Jane died at 41. She was not honored as one of the great literary minds of her time. Her books were published anonymously, and her later years were spent in a small cottage in a small village with only her sister and mother for company. There was no Mr. Darcy waiting for her, for example. No legions of fans to mourn her passing (or at least know that she had died). When I learned all of this it really depressed me.
There is so much life and love in her books, why was none spared for her?
So A Jane Austen Daydream, at its heart, is my attempt to fix a wrong. Correct the fates. Give Jane an adventure and a romance she might have dreamed about. And, like I said, there is that twist in the book that always gets a reaction from the readers.
- How do you market your book?
My publisher and I coordinate our work around this.
Sometimes things fall my way and I run with them; other times my publisher will schedule something for me.
It’s a good working relationship.
I’m really lucky and I hope more find my book. I’m really proud of it.
- Do you have any advice for other authors on how to market their books?
It is a very congested market out there, with new writers adding to the fray every day. So the trick for a writer is to make themselves stand out from the crowd. You can’t expect readers to just find you on amazon by happenstance. You have got to get out there.
What has worked for me is my blog (“The Musings & Artful Blunders of Scott D. Southard” at sdsouthard.com). More people have found my writing via my blog and the posts I put up there than anything else I have tried in the past. People get to know me, and that sometimes moves on to book sales.
- What do you do to get book reviews?
To be honest, I don’t do anything really around that. If someone asks to review my book for their site or magazine, I will give them my publisher’s e-mail. If a reader decides to review my book for their site or Amazon or Good Reads, I am always very appreciative and sometimes will share quotes on my site.
I always enjoy book reviews. I actually do the book reviews for my local NPR station, WKAR, on their radio show Current State. I appear every other week. It’s a lot of fun.
- What advice do you have for someone who would like to become a published writer?

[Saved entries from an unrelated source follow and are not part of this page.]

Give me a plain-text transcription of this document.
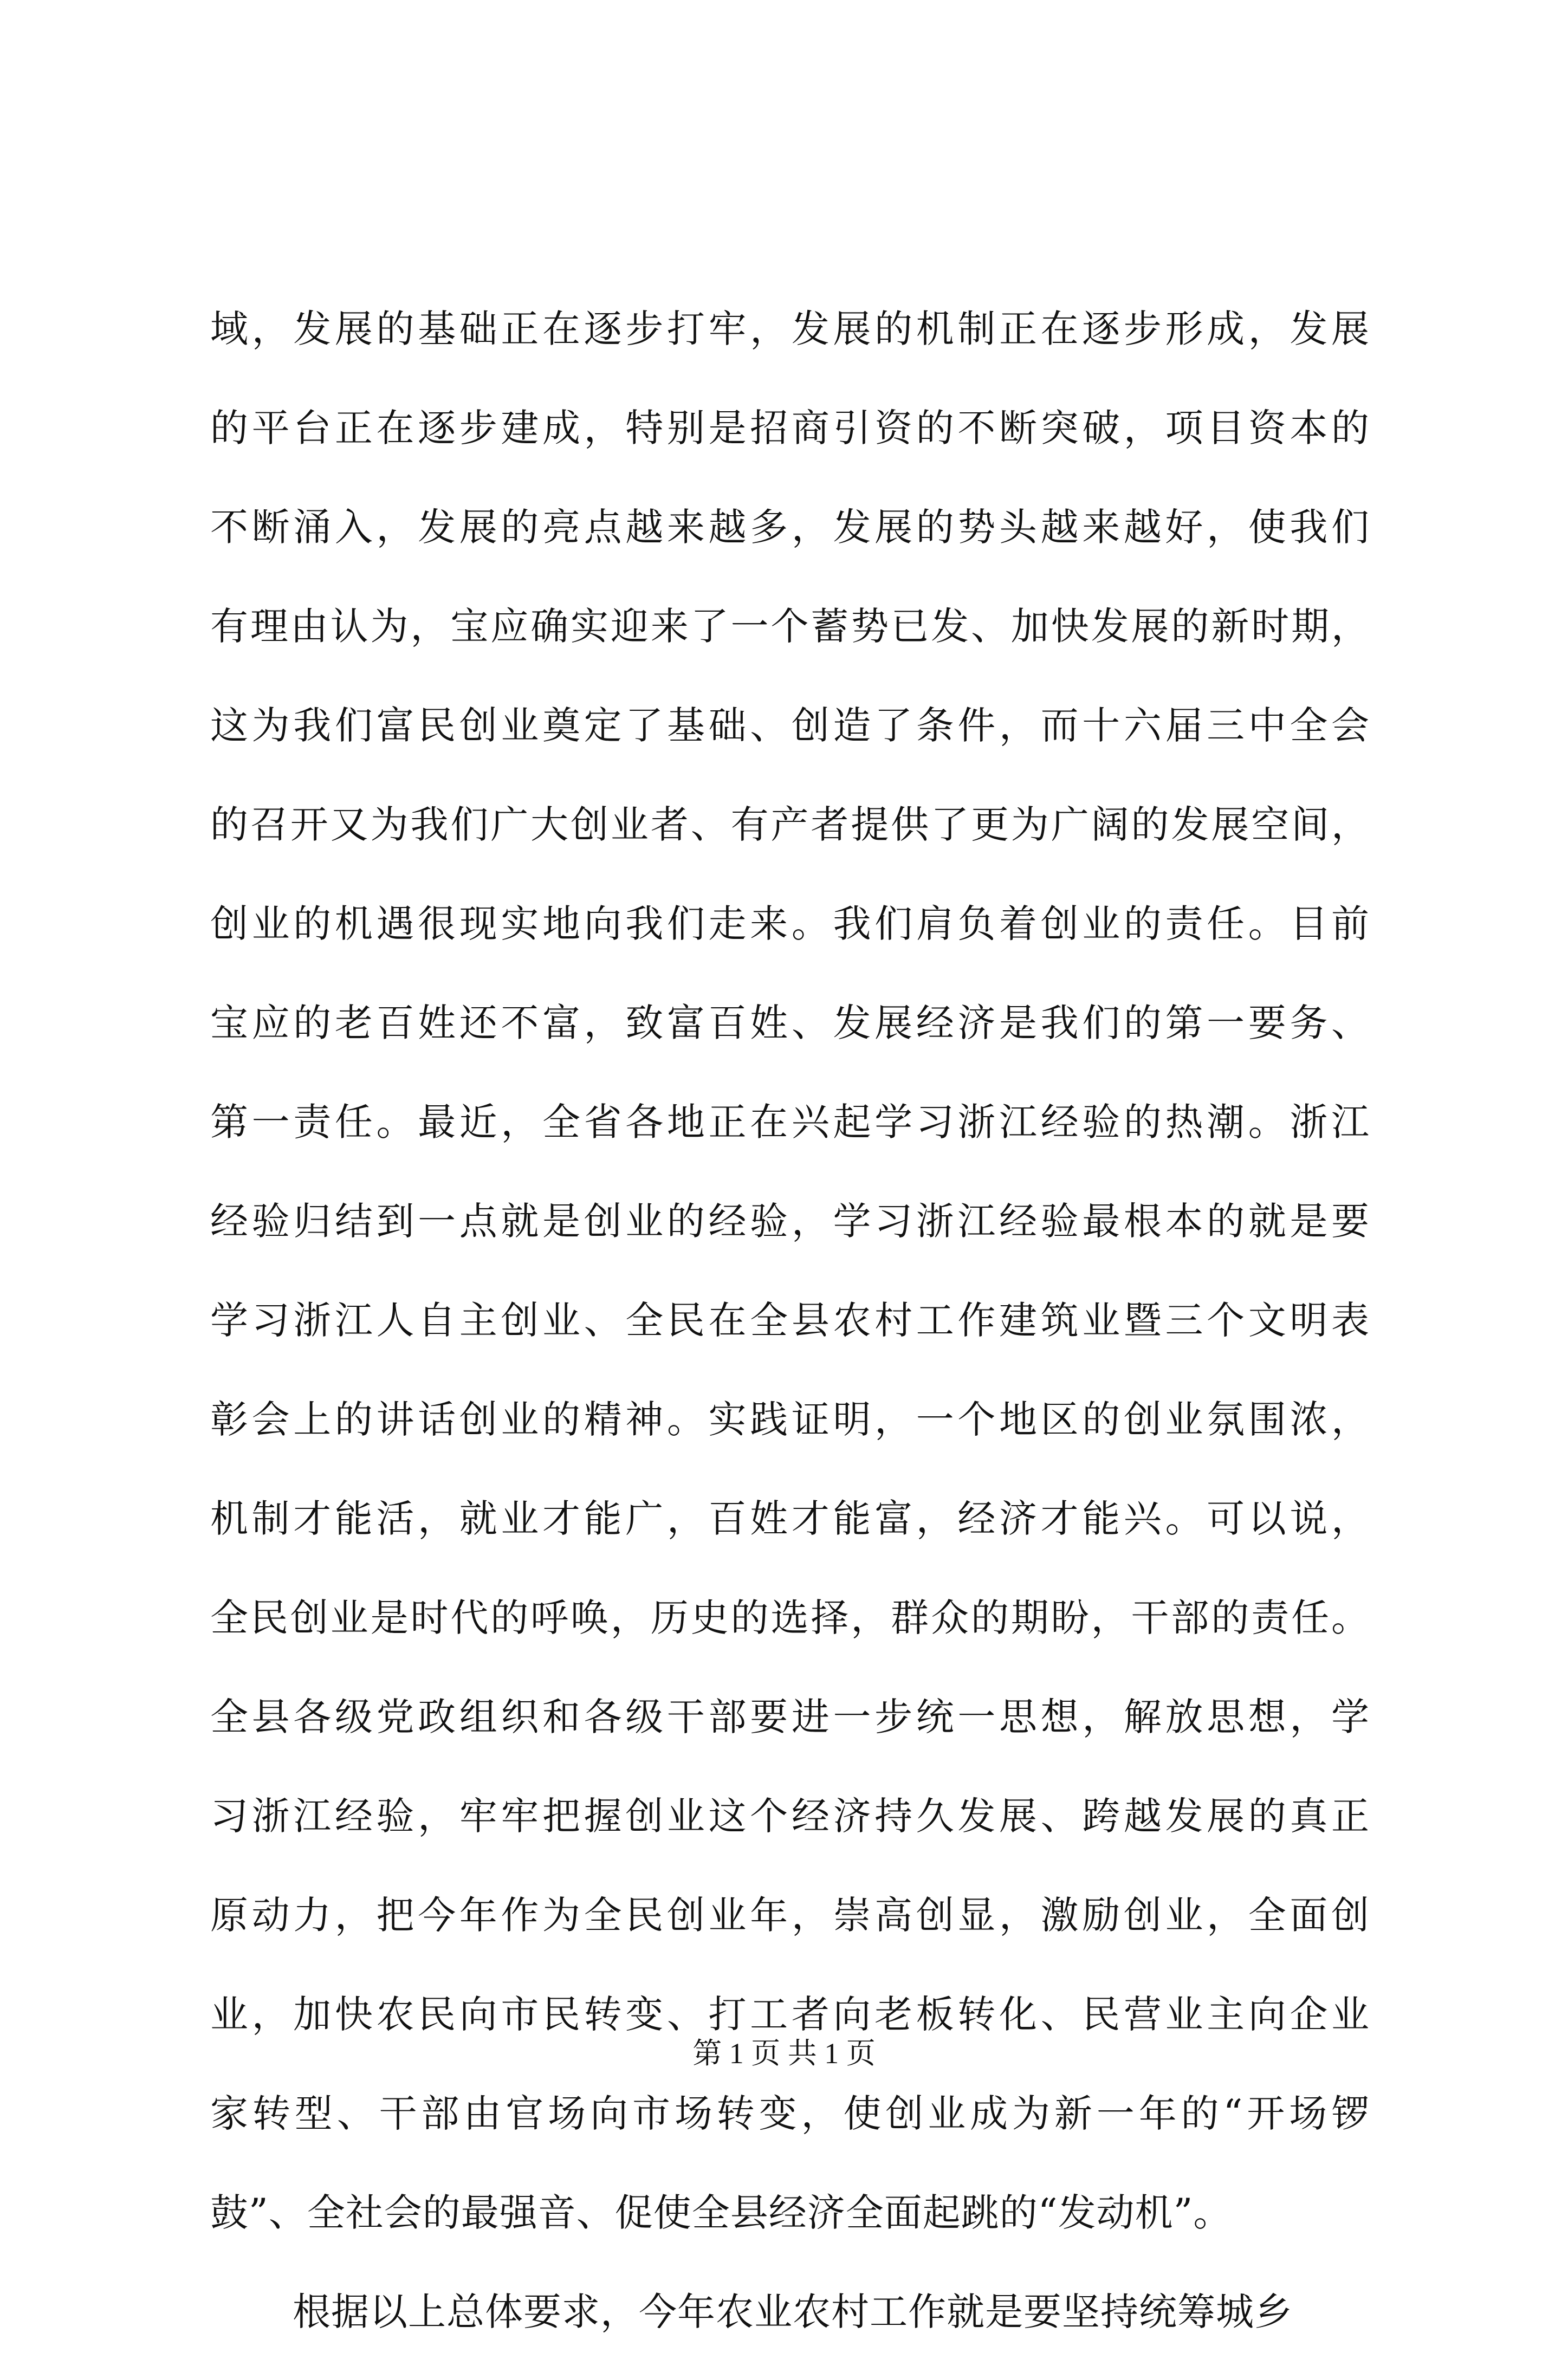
域，发展的基础正在逐步打牢，发展的机制正在逐步形成，发展
的平台正在逐步建成，特别是招商引资的不断突破，项目资本的
不断涌入，发展的亮点越来越多，发展的势头越来越好，使我们
有理由认为，宝应确实迎来了一个蓄势已发、加快发展的新时期，
这为我们富民创业奠定了基础、创造了条件，而十六届三中全会
的召开又为我们广大创业者、有产者提供了更为广阔的发展空间，
创业的机遇很现实地向我们走来。我们肩负着创业的责任。目前
宝应的老百姓还不富，致富百姓、发展经济是我们的第一要务、
第一责任。最近，全省各地正在兴起学习浙江经验的热潮。浙江
经验归结到一点就是创业的经验，学习浙江经验最根本的就是要
学习浙江人自主创业、全民在全县农村工作建筑业暨三个文明表
彰会上的讲话创业的精神。实践证明，一个地区的创业氛围浓，
机制才能活，就业才能广，百姓才能富，经济才能兴。可以说，
全民创业是时代的呼唤，历史的选择，群众的期盼，干部的责任。
全县各级党政组织和各级干部要进一步统一思想，解放思想，学
习浙江经验，牢牢把握创业这个经济持久发展、跨越发展的真正
原动力，把今年作为全民创业年，崇高创显，激励创业，全面创
业，加快农民向市民转变、打工者向老板转化、民营业主向企业
家转型、干部由官场向市场转变，使创业成为新一年的“开场锣
鼓”、全社会的最强音、促使全县经济全面起跳的“发动机”。
根据以上总体要求，今年农业农村工作就是要坚持统筹城乡
第 1 页 共 1 页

First, don’t rush the process. Take the time to create a very solid draft. Edit until you believe it is perfect, than edit again. Only after you feel the work is perfect do you then reach out to agents and publishers. (Of course, once you line up an agent or publisher, be prepared for more editing).
Second, read a lot. Read everything (not just the genres and authors you enjoy). Never stop reading. Writing is an art form and books are like the paintings in the museum. You need to always be present in the art.
- Is there anything else you would like to add that I haven’t included?
I think you hit everything about my book and writing. 🙂
- How can readers discover more about you and your work?
The best place to start is my site at sdsouthard.com. There you can check out my posts, learn more about my books, read excerpts, interviews, reviews, etc.
My latest novel, A Jane Austen Daydream, can be found on Amazon.com here- http://amzn.com/B00CH3HQUU
Thanks a lot!
- Website: http://sdsouthard.com/
- Blog: http://sdsouthard.com/
- Facebook: https://www.facebook.com/ScottDSouthard
- Twitter: @sdsouthard
- Amazon Author Page: http://www.amazon.com/Scott-D.-Southard/e/B002EDX5VC/
- Goodreads: https://www.goodreads.com/SDSouthard
It was a great privilege for me to get to interview Scott Southard, who has inspired me in many different ways. Thank you Scott!!! Good Luck with everything!